Até esse momento, Sabine Bergmann-Pohl havia trabalhado como especialista em doenças pulmonares em Berlim Oriental. Desde 1981, ela era membro da CDU da Alemanha Oriental e subiu a hierarquia do partido.

Após a eleição de março, Bergmann-Pohl se tornou não apenas o presidente da Câmara do Povo, mas também o chefe do estado da Alemanha Oriental após uma emenda constitucional.

Reunificação da Alemanha Central para campanha

A campanha eleitoral no República Democrática Alemã (RDA) foi dominado por um único tema: reunificação na República Federal da Alemanha (FRG).

As pessoas passam pelo palácio da República em 1984
O Parlamento da RDA se reuniu no Palácio da República, que foi demolido em 2008 devido à contaminação do amiantoImagem: Gueffroy/Imago

Na Alemanha Ocidental, CDU Chanceler Helmut Kohl Também fez disso um foco principal de sua campanha. A esquerda central Social -democratas (SPD)e seu líder Willy Brandthavia interpretado mal o humor e esperava que o processo de consolidação entre os dois estados alemães demorasse muito mais tempo.

A maioria dos parlamentares da Alemanha Oriental agora começou a trabalhar para implementar o que a maioria dos cidadãos da RDA esperava deles. Mas, como Bergmann-Pohl lembrou mais tarde, as partes diferiram amplamente sobre como alcançar esse objetivo.

“Os ativistas das liberdades civis da Alliance ’90/Os verdes queria uma RDA reformada, enquanto o Partido do Socialismo Democrático (PDS) queria consolidar os padrões antigos “, disse ela.” Os outros partidos, a CDU, SPD, a União Social Alemã, os liberais e a Associação dos Democratas, queriam a dissolução da RDA e a reunificação com o FRG “.

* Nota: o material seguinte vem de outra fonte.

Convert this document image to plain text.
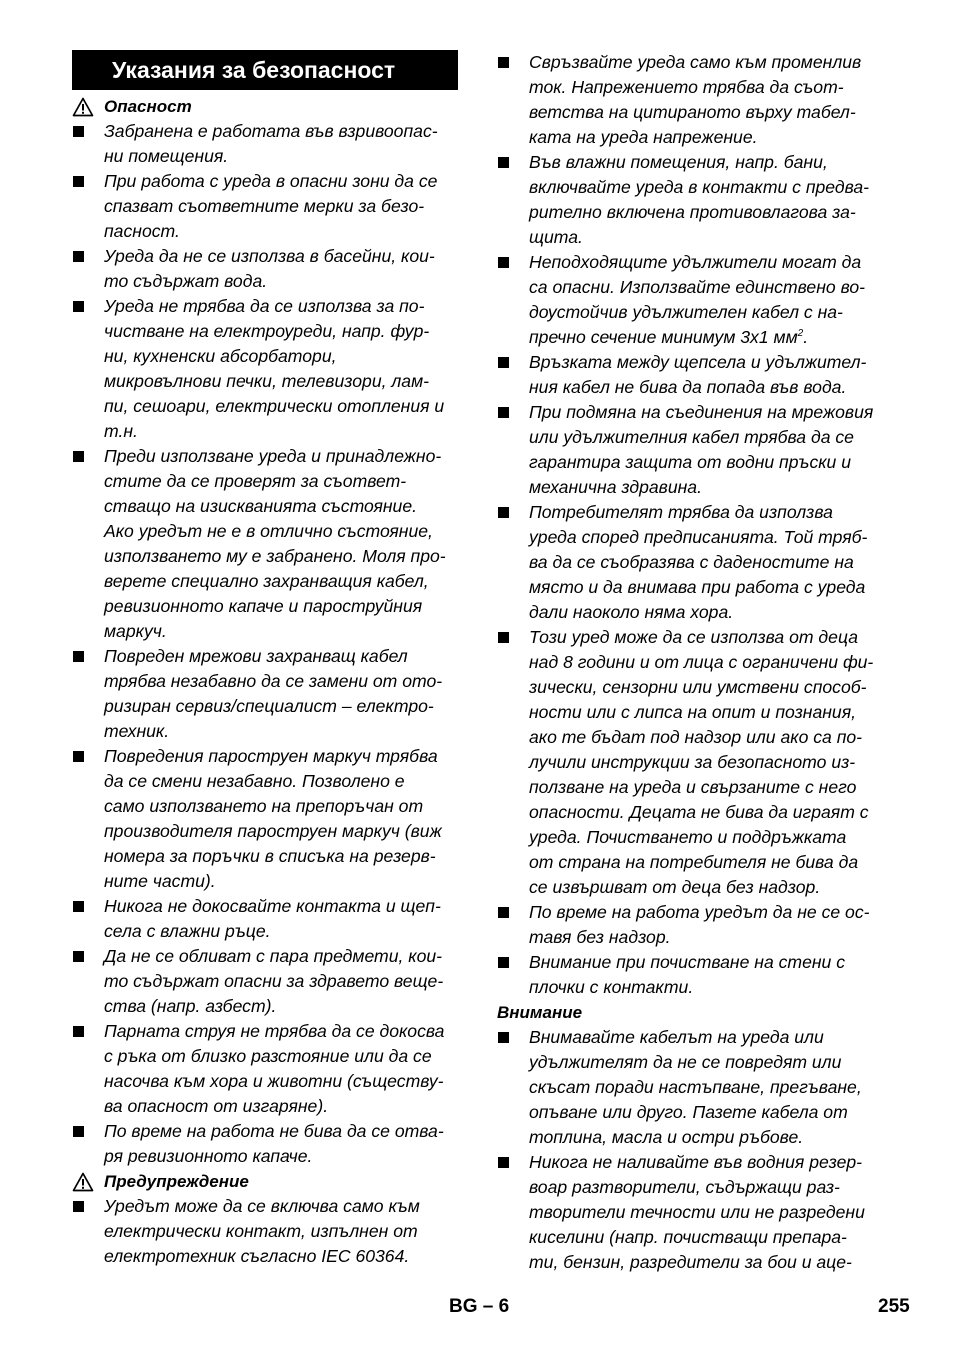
Указания за безопасност
Опасност
Забранена е работата във взривоопас-
ни помещения.
При работа с уреда в опасни зони да се
спазват съответните мерки за безо-
пасност.
Уреда да не се използва в басейни, кои-
то съдържат вода.
Уреда не трябва да се използва за по-
чистване на електроуреди, напр. фур-
ни, кухненски абсорбатори,
микровълнови печки, телевизори, лам-
пи, сешоари, електрически отопления и
т.н.
Преди използване уреда и принадлежно-
стите да се проверят за съответ-
стващо на изискванията състояние.
Ако уредът не е в отлично състояние,
използването му е забранено. Моля про-
верете специално захранващия кабел,
ревизионното капаче и пароструйния
маркуч.
Повреден мрежови захранващ кабел
трябва незабавно да се замени от ото-
ризиран сервиз/специалист – електро-
техник.
Повредения пароструен маркуч трябва
да се смени незабавно. Позволено е
само използването на препоръчан от
производителя пароструен маркуч (виж
номера за поръчки в списъка на резерв-
ните части).
Никога не докосвайте контакта и щеп-
села с влажни ръце.
Да не се обливат с пара предмети, кои-
то съдържат опасни за здравето веще-
ства (напр. азбест).
Парната струя не трябва да се докосва
с ръка от близко разстояние или да се
насочва към хора и животни (съществу-
ва опасност от изгаряне).
По време на работа не бива да се отва-
ря ревизионното капаче.
Предупреждение
Уредът може да се включва само към
електрически контакт, изпълнен от
електротехник съгласно IEC 60364.
Свръзвайте уреда само към променлив
ток. Напрежението трябва да съот-
ветства на цитираното върху табел-
ката на уреда напрежение.
Във влажни помещения, напр. бани,
включвайте уреда в контакти с предва-
рително включена противовлагова за-
щита.
Неподходящите удължители могат да
са опасни. Използвайте единствено во-
доустойчив удължителен кабел с на-
пречно сечение минимум 3x1 $мм^2$.
Връзката между щепсела и удължител-
ния кабел не бива да попада във вода.
При подмяна на съединения на мрежовия
или удължителния кабел трябва да се
гарантира защита от водни пръски и
механична здравина.
Потребителят трябва да използва
уреда според предписанията. Той тряб-
ва да се съобразява с даденостите на
място и да внимава при работа с уреда
дали наоколо няма хора.
Този уред може да се използва от деца
над 8 години и от лица с ограничени фи-
зически, сензорни или умствени способ-
ности или с липса на опит и познания,
ако те бъдат под надзор или ако са по-
лучили инструкции за безопасното из-
ползване на уреда и свързаните с него
опасности. Децата не бива да играят с
уреда. Почистването и поддръжката
от страна на потребителя не бива да
се извършват от деца без надзор.
По време на работа уредът да не се ос-
тавя без надзор.
Внимание при почистване на стени с
плочки с контакти.
Внимание
Внимавайте кабелът на уреда или
удължителят да не се повредят или
скъсат поради настъпване, прегъване,
опъване или друго. Пазете кабела от
топлина, масла и остри ръбове.
Никога не наливайте във водния резер-
воар разтворители, съдържащи раз-
творители течности или не разредени
киселини (напр. почистващи препара-
ти, бензин, разредители за бои и аце-
BG – 6	255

‘Parlamento espontâneo’ assume grandes tarefas

O resultado da eleição no Oriente levou a uma coalizão entre a CDU conservadora e o liberal Partido Democrata Livre (FDP). Mas as tarefas adiante eram tão grandes que o primeiro-ministro Lothar de Maiziere também incorporou o segundo partido mais poderoso, os social-democratas, no governo.

Os procedimentos da Primeira Câmara Popular eleita democraticamente eram frequentemente caóticos. Bergmann-Pohl colocou isso no fato de que quase dois terços dos representantes, inclusive ela mesma, não tinham experiência parlamentar.

Foto em preto e branco do primeiro -ministro Lothar de Maiziere (centro) e outros membros do Parlamento durante um intervalo na sessão da Câmara do Povo da RDA que votou a favor da unificação com a Alemanha Ocidental
Em 1990, a Câmara Popular da RDA votou a favor da unificação com a Alemanha OcidentalImagem: Imagem-Liance/ZB

“Era um parlamento muito espontâneo, não tínhamos regras sólidas de procedimento como nossos colegas da Alemanha Ocidental”, disse Bergmann-Pohl. “As poucas regras com as quais os representantes conseguiram concordar estavam mudando constantemente. No entanto, éramos um parlamento excepcionalmente ocupado e consciente”.

Isso certamente era necessário, pois, apesar de sua inexperiência, os parlamentares tiveram que tomar decisões sobre questões muito pesadas. Como o futuro de todos os alemães estava na agenda, o governo da Alemanha Ocidental também se envolveu.

Equipes de consultores da República Federal entraram em contato para garantir que o processo legal não apenas cumpra as duas constituições alemãs, mas também levou em consideração o desejo da maioria dos cidadãos da RDA para a reunificação com a Alemanha Ocidental para acontecer o mais rápido possível.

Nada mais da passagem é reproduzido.